A friend of mine sent this holiday gem to me recently...
I determined that it dates back to an essay on NPR by Diane Roberts, back in December 2005:
(You may listen at:
http://www.npr.org/templates/story/story.php?storyId=5060356 )
Enjoy!
What's this empire coming to? Now they want us to stop greeting people
with, `Yo, Saturnalia.' `We have all these different cultures in Rome,'
they tell us. `We shouldn't offend anyone,' they tell us. `We should be
inclusive. We've got the barbarians from the north with their tree
decorations and their fire rituals, and the weirdos from Gaul cutting
mistletoe with a golden sickle, and the Mytherists(ph), the
Zoroastrians, the Isis cults and, of course, those characters That hang
out in the catacombs.' `Hail, winter,' we're supposed to say. I ask you,
what next? We lose the feast? We stop the solstice parties? No more
honoring Ops, goddess of abundance?
I was buying some candles and greenery down by the Forum the other day
and there's old Macrobius with some Visigoth chick, and she goes, `Good
yule.' So I go, `Hey, in this country, we say, "Yo, Saturnalia." Maybe
you should go back from where you came from.' Then Macrobias goes, `She
can't; she's a slave.' Whatever. At this time of year, the Visigoths
sacrifice a pig and burn a special log which they then dance around
instead of acting like normal people and going to the temple of Saturn.

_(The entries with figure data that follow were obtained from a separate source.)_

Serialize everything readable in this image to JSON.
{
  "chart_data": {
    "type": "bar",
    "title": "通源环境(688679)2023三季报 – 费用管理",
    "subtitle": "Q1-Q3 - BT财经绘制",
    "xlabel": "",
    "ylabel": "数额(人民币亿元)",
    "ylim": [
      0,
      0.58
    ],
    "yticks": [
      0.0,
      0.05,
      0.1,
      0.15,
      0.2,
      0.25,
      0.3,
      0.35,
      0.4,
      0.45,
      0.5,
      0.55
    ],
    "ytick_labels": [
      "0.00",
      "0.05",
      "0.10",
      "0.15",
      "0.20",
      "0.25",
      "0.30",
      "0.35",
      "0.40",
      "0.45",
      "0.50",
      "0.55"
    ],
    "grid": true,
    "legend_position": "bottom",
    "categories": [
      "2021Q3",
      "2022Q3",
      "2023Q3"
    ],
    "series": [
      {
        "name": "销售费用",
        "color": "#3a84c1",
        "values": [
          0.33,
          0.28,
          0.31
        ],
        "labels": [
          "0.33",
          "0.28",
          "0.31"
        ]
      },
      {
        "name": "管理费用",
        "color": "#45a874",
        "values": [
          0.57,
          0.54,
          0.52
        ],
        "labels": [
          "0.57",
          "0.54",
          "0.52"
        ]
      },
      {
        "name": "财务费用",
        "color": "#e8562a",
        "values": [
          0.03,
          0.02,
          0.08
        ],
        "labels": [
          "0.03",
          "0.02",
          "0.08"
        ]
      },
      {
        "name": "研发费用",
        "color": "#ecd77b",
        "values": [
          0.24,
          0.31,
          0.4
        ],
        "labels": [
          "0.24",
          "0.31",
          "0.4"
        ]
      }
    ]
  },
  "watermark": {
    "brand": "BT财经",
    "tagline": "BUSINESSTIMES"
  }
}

I swear, I was at this party over at Septima Commodia's house the other
day--she always has a Saturnalia party--anyway, she decorated the place
with prickly green leaves. `It's holly,' she said, `the latest fashion
from Britannia. They all do it over in Londinium.'
It gets worse. She had this statue of some goddess from Ultima Thule or
somewhere--name of Frigga--sitting right there on the dining room
mensal. I mean, this is darn near blasphemous. I'd be scared of what the
Lares and Penates would do if I put that thing in my house. But Septima
Commidia just said, `Oh, get over it. We're cosmopolitan around here.'
Cosmopolitan; that's what they call it. Well, by Jupiter, I live in
Latium, I'm a Roman and this empire was founded on the principle that
the gods, our gods, must be honored at the appropriate time and in the
appropriate way. None of this foreign heretical nonsense or these
strange customs from Germania or Hibernia or Palestine. I say, `Yo,
Saturnalia,' and if you don't like it, you can leave.